- Jarjouaa Location in Lebanon
- Coordinates: 33°26′45″N 35°31′09″E﻿ / ﻿33.4458°N 35.5191°E
- Country: Lebanon
- Governorate: Nabatieh Governorate
- District: Nabatieh District
- Time zone: UTC+2 (EET)
- • Summer (DST): +3

= Jarjouaa =

Jarjouaa (جرجوع) is a municipality in Lebanon, located in the Nabatieh District, Nabatieh Governorate.
It is between the villages of Houmin Al Fawqa, Arabsalim, Jbaa, Ain Bouswar, Alwayizeh, Soujod, Ain Qana. The village sits on the shoulder of Mleeta hills, with Oak forests on the surrounding mountains. Al Zahrani River spring starts in Jarjouaa known as Al Taseh spring. The demography of Jarjouh is approximately evenly divided between Christians and Muslims.

== History ==
Some scholars attribute the origin of this town's name to the Hebrew word meaning “the shaved, the hairless or the bald.” Others trace it back to a combination of two root words meaning “drinking and shortage.”
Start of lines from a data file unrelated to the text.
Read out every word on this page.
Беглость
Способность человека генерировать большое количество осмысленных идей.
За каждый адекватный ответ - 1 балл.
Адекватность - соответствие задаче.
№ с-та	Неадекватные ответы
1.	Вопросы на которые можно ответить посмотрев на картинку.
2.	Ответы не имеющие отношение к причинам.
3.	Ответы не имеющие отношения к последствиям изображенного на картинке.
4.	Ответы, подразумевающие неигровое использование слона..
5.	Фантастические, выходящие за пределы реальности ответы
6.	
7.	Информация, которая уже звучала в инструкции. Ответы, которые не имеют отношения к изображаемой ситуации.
On 8 July 1990 Jarjouaa and four other locations were attached by the Israeli airforce. It was the twelfth Israeli air attack on Lebanon since the beginning of the year. Five people were reported killed.

A week later, 16 July, Jarjouaa was captured from Amal by Hizbullah. It was the culmination of two weeks of fighting in which around two hundred people were killed.

On 4 May 1995 a villager was killed by Israeli shellfire.

==Demographics==
In 2014 Muslims made up 75.29% and Christians made up 24.15% of registered voters in Jarjouaa. 73.25% of the voters were Shiite Muslims, 13.23% were Greek Catholics and 9.96% were Maronite Catholics.